高山京子のブログ

高山京子(詩•日本近現代文学研究)のブログです。基本的には文学や映画のお話。詩作品はhttps://note.com/takayamakyoko/へ。Xは@takayamakyokoへ。

フランソワ・トリュフォー『アデルの恋の物語』(1975)②

この映画において、イザベル・アジャーニが偉かったのは、たんなる恋愛物語にしなかったことですね。女性の自立とかいう問題を抜きにしては語れない。

はっきり言って、アデルの最大の不幸は、父親がヴィクトル・ユゴーだったということ。スクリーン上には一度も姿を現さないこの父親が、彼女にとってどれだけ強大な存在だったのか。アデルが戦いを挑んでいるのは、本当はピンソンではなく、父親であり偉大な作家でもあるユゴーなんだよね。

イザベル・アジャーニは、それをあからさまにではなく、おぼろげながらわかうように演じている。

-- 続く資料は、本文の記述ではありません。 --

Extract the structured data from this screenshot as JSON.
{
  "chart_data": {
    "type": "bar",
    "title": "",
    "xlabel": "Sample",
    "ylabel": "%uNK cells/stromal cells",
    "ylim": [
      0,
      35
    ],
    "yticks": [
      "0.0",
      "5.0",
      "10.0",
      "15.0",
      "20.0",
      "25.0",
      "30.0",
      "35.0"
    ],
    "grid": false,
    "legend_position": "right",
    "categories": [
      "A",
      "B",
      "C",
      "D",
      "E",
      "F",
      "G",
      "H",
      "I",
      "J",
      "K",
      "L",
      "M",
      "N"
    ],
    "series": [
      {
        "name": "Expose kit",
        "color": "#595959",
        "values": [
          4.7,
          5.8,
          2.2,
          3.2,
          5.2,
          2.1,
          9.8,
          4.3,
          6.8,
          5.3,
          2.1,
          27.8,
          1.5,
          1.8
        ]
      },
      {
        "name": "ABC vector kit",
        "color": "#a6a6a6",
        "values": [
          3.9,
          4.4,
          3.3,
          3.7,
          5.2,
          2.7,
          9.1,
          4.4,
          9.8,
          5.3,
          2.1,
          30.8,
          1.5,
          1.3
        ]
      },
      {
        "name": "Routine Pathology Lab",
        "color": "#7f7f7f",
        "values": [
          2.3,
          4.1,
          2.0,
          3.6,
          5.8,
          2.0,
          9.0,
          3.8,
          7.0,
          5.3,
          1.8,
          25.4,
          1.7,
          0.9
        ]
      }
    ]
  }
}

狂ったようにピンソンを追いかけるアデルとほぼ同じ重さを持って描かれているのが、彼女が下宿で狂ったように何かを書き続ける姿。それは手紙だけではなく、おそらく詩であったり、日記めいた覚え書きだったりする。

彼女は自分の詩が売れたらその資金でピンソンと結婚し、幸せになれるとどこかで思っている。でも売れない。そのたびに父親に無心せざるを得ない。またそのたびに莫大な金を送って来るんだ、この父親は。アデルは自分がユゴーの娘であることを隠している。でも必ずバレる。

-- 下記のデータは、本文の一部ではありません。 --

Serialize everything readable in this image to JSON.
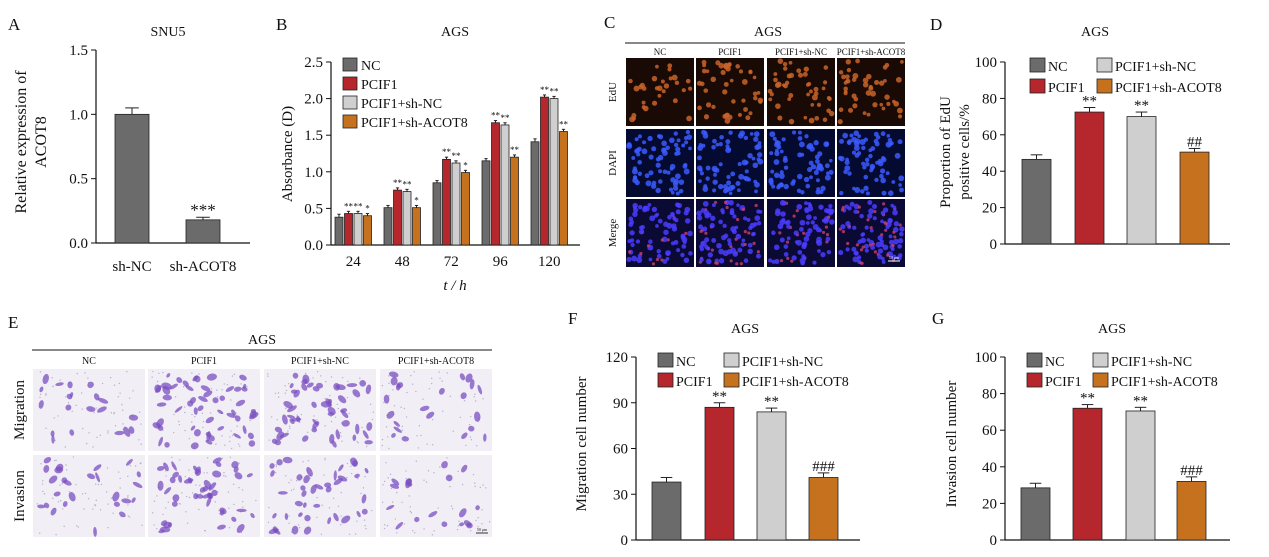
{
  "colors": {
    "NC": "#6b6b6b",
    "PCIF1": "#b5262d",
    "PCIF1+sh-NC": "#cfcfcf",
    "PCIF1+sh-ACOT8": "#c6711e",
    "axis": "#111111",
    "fluor_edu": "#c8642a",
    "fluor_dapi": "#2c3fd6",
    "stain": "#7a4fc0"
  },
  "panels": {
    "A": {
      "letter": "A",
      "title": "SNU5",
      "ylabel_line1": "Relative expression of",
      "ylabel_line2": "ACOT8"
    },
    "B": {
      "letter": "B",
      "title": "AGS",
      "ylabel": "Absorbance (D)",
      "xlabel": "t / h"
    },
    "C": {
      "letter": "C",
      "title": "AGS",
      "columns": [
        "NC",
        "PCIF1",
        "PCIF1+sh-NC",
        "PCIF1+sh-ACOT8"
      ],
      "rows": [
        "EdU",
        "DAPI",
        "Merge"
      ],
      "scale_text": "50 μm"
    },
    "D": {
      "letter": "D",
      "title": "AGS",
      "ylabel_line1": "Proportion of EdU",
      "ylabel_line2": "positive cells/%"
    },
    "E": {
      "letter": "E",
      "title": "AGS",
      "columns": [
        "NC",
        "PCIF1",
        "PCIF1+sh-NC",
        "PCIF1+sh-ACOT8"
      ],
      "rows": [
        "Migration",
        "Invasion"
      ],
      "scale_text": "50 μm"
    },
    "F": {
      "letter": "F",
      "title": "AGS",
      "ylabel": "Migration cell number"
    },
    "G": {
      "letter": "G",
      "title": "AGS",
      "ylabel": "Invasion cell number"
    }
  },
  "chart_data": [
    {
      "id": "A",
      "type": "bar",
      "categories": [
        "sh-NC",
        "sh-ACOT8"
      ],
      "values": [
        1.0,
        0.18
      ],
      "errors": [
        0.05,
        0.02
      ],
      "annotations": [
        "",
        "***"
      ],
      "ylim": [
        0,
        1.5
      ],
      "yticks": [
        0.0,
        0.5,
        1.0,
        1.5
      ],
      "title": "SNU5",
      "ylabel": "Relative expression of ACOT8",
      "xlabel": ""
    },
    {
      "id": "B",
      "type": "bar",
      "title": "AGS",
      "ylabel": "Absorbance (D)",
      "xlabel": "t / h",
      "categories": [
        "24",
        "48",
        "72",
        "96",
        "120"
      ],
      "ylim": [
        0,
        2.5
      ],
      "yticks": [
        0,
        0.5,
        1.0,
        1.5,
        2.0,
        2.5
      ],
      "legend_position": "top-left",
      "series": [
        {
          "name": "NC",
          "values": [
            0.38,
            0.51,
            0.85,
            1.15,
            1.41
          ],
          "errors": [
            0.04,
            0.03,
            0.03,
            0.03,
            0.04
          ],
          "annotations": [
            "",
            "",
            "",
            "",
            ""
          ]
        },
        {
          "name": "PCIF1",
          "values": [
            0.43,
            0.75,
            1.17,
            1.67,
            2.02
          ],
          "errors": [
            0.03,
            0.03,
            0.03,
            0.03,
            0.03
          ],
          "annotations": [
            "**",
            "**",
            "**",
            "**",
            "**"
          ]
        },
        {
          "name": "PCIF1+sh-NC",
          "values": [
            0.43,
            0.73,
            1.12,
            1.64,
            2.0
          ],
          "errors": [
            0.03,
            0.03,
            0.03,
            0.03,
            0.03
          ],
          "annotations": [
            "**",
            "**",
            "**",
            "**",
            "**"
          ]
        },
        {
          "name": "PCIF1+sh-ACOT8",
          "values": [
            0.4,
            0.51,
            0.99,
            1.2,
            1.55
          ],
          "errors": [
            0.03,
            0.03,
            0.03,
            0.03,
            0.03
          ],
          "annotations": [
            "*",
            "*",
            "*",
            "**",
            "**"
          ]
        }
      ]
    },
    {
      "id": "D",
      "type": "bar",
      "title": "AGS",
      "ylabel": "Proportion of EdU positive cells/%",
      "categories": [
        "NC",
        "PCIF1",
        "PCIF1+sh-NC",
        "PCIF1+sh-ACOT8"
      ],
      "values": [
        46.5,
        72.5,
        70,
        50.5
      ],
      "errors": [
        2.5,
        2.5,
        2.5,
        2.0
      ],
      "annotations": [
        "",
        "**",
        "**",
        "##"
      ],
      "ylim": [
        0,
        100
      ],
      "yticks": [
        0,
        20,
        40,
        60,
        80,
        100
      ],
      "legend_position": "top"
    },
    {
      "id": "F",
      "type": "bar",
      "title": "AGS",
      "ylabel": "Migration cell number",
      "categories": [
        "NC",
        "PCIF1",
        "PCIF1+sh-NC",
        "PCIF1+sh-ACOT8"
      ],
      "values": [
        38,
        87,
        84,
        41
      ],
      "errors": [
        3,
        3,
        2.5,
        3
      ],
      "annotations": [
        "",
        "**",
        "**",
        "###"
      ],
      "ylim": [
        0,
        120
      ],
      "yticks": [
        0,
        30,
        60,
        90,
        120
      ],
      "legend_position": "top"
    },
    {
      "id": "G",
      "type": "bar",
      "title": "AGS",
      "ylabel": "Invasion cell number",
      "categories": [
        "NC",
        "PCIF1",
        "PCIF1+sh-NC",
        "PCIF1+sh-ACOT8"
      ],
      "values": [
        28.5,
        72,
        70.5,
        32
      ],
      "errors": [
        2.5,
        2,
        2,
        2.5
      ],
      "annotations": [
        "",
        "**",
        "**",
        "###"
      ],
      "ylim": [
        0,
        100
      ],
      "yticks": [
        0,
        20,
        40,
        60,
        80,
        100
      ],
      "legend_position": "top"
    }
  ]
}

どこまで行ってもこの偉大すぎる父親がつきまとうんですよね。父がいなければ何もできない。でも逃れたい。結婚も認めさせたい。金を送られれば送られるほど、逆にアデルの心身が苛まれていくのがわかる。決して、恋愛だけが彼女を狂わせたわけではないのです。水死した姉・レオポルディーヌの悪夢もアデルを追いつめます。そりゃあ、感受性のかたまりみたいな人間からしたら、もはや役満

私がいちばん胸の詰まったシーン。終盤、ほとんど無一文になったアデルは下宿を出、木賃宿みたいなところに行かざるを得なくなります。入院病棟の大部屋みたいにベッドがずらりと並んでいる。隣の女が、こっそりアデルのトランクから物を盗もうとします。入っているのは紙の束。そう、アデルが下宿で書き続けていた原稿です。

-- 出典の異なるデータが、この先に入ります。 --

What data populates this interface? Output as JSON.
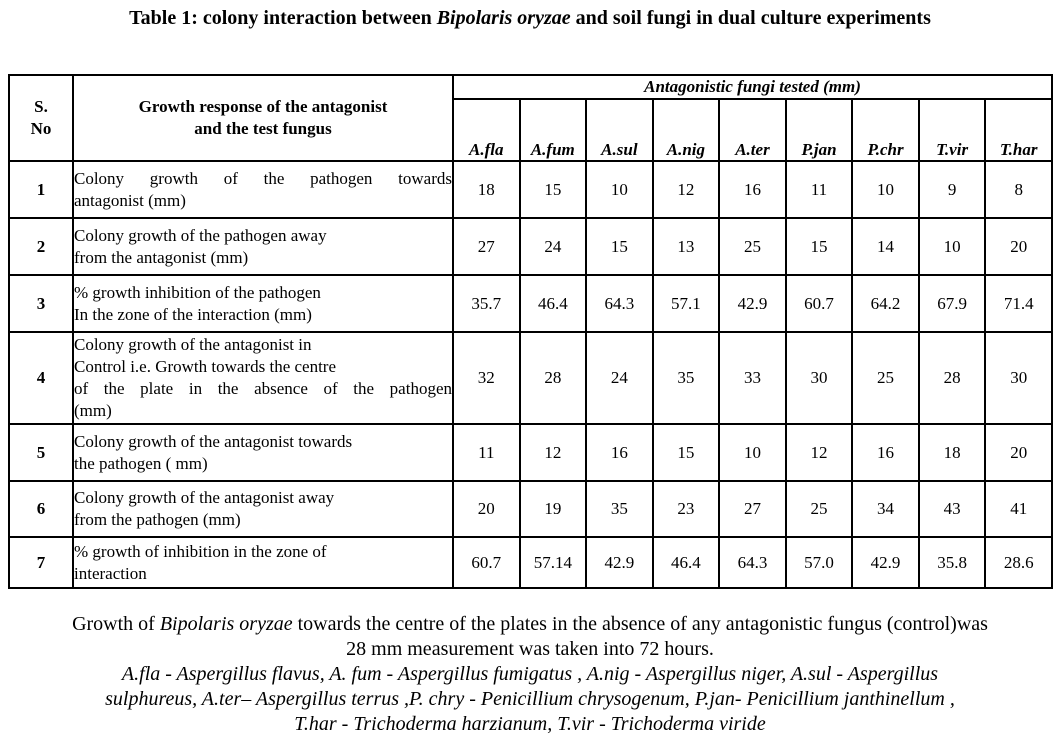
{
  "title": {
    "prefix": "Table 1: colony interaction between ",
    "species": "Bipolaris oryzae",
    "suffix": " and soil fungi in dual culture experiments"
  },
  "table": {
    "header": {
      "sno": "S.\nNo",
      "growth_response": "Growth response of the antagonist\nand the test fungus",
      "span": "Antagonistic fungi tested (mm)",
      "fungi": [
        "A.fla",
        "A.fum",
        "A.sul",
        "A.nig",
        "A.ter",
        "P.jan",
        "P.chr",
        "T.vir",
        "T.har"
      ]
    },
    "rows": [
      {
        "no": "1",
        "desc": [
          "Colony growth of the pathogen towards",
          "antagonist (mm)"
        ],
        "justify": [
          0
        ],
        "values": [
          "18",
          "15",
          "10",
          "12",
          "16",
          "11",
          "10",
          "9",
          "8"
        ]
      },
      {
        "no": "2",
        "desc": [
          "Colony growth of the pathogen away",
          "from the antagonist (mm)"
        ],
        "justify": [],
        "values": [
          "27",
          "24",
          "15",
          "13",
          "25",
          "15",
          "14",
          "10",
          "20"
        ]
      },
      {
        "no": "3",
        "desc": [
          "% growth inhibition of the pathogen",
          "In the zone of the interaction (mm)"
        ],
        "justify": [],
        "values": [
          "35.7",
          "46.4",
          "64.3",
          "57.1",
          "42.9",
          "60.7",
          "64.2",
          "67.9",
          "71.4"
        ]
      },
      {
        "no": "4",
        "desc": [
          "Colony growth of the antagonist in",
          "Control i.e. Growth towards the centre",
          "of the plate in the absence of the pathogen",
          "(mm)"
        ],
        "justify": [
          2
        ],
        "values": [
          "32",
          "28",
          "24",
          "35",
          "33",
          "30",
          "25",
          "28",
          "30"
        ]
      },
      {
        "no": "5",
        "desc": [
          "Colony growth of the antagonist towards",
          "the pathogen  ( mm)"
        ],
        "justify": [],
        "values": [
          "11",
          "12",
          "16",
          "15",
          "10",
          "12",
          "16",
          "18",
          "20"
        ]
      },
      {
        "no": "6",
        "desc": [
          "Colony growth of the antagonist away",
          "from the pathogen (mm)"
        ],
        "justify": [],
        "values": [
          "20",
          "19",
          "35",
          "23",
          "27",
          "25",
          "34",
          "43",
          "41"
        ]
      },
      {
        "no": "7",
        "desc": [
          "% growth of inhibition in the zone of",
          "interaction"
        ],
        "justify": [],
        "values": [
          "60.7",
          "57.14",
          "42.9",
          "46.4",
          "64.3",
          "57.0",
          "42.9",
          "35.8",
          "28.6"
        ]
      }
    ]
  },
  "notes": {
    "control_prefix": "Growth of ",
    "control_species": "Bipolaris  oryzae",
    "control_rest": " towards the centre of the plates in the absence of any antagonistic fungus (control)was",
    "control_line2": "28 mm measurement was taken into 72 hours.",
    "abbrev_lines": [
      "A.fla - Aspergillus flavus,  A. fum - Aspergillus fumigatus , A.nig - Aspergillus niger,  A.sul - Aspergillus",
      "sulphureus, A.ter– Aspergillus terrus ,P. chry - Penicillium chrysogenum, P.jan-  Penicillium janthinellum ,",
      "T.har -  Trichoderma harzianum,  T.vir - Trichoderma viride"
    ]
  }
}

アデルは「この本は私のものよ」と言って怒り、ベッドの下にもぐり込み、トランクを子どものように抱きしめて眠ります。ここ、本当に、哀れで哀れでしかたがありませんでした。このシーンに比べたら、ラストでピンソンに見向きもしない姿なぞ、まだ甘いとさえ思うぞ、個人的には。

ふと、ヴァージニア・ウルフのあまりにも有名なエッセイ『自分ひとりの部屋』を思い出しました。女性がものを書くならば、年に500ポンドの収入と鍵のかかる部屋が必要、という、あれです。アデル・ユゴー1830年ヴァージニア・ウルフは1882年生まれ。アデルは間違いなく、先達の一人だったんだなあと思います。彼女は何ものかに戦いを挑んで、そして壮絶に散ったのでした。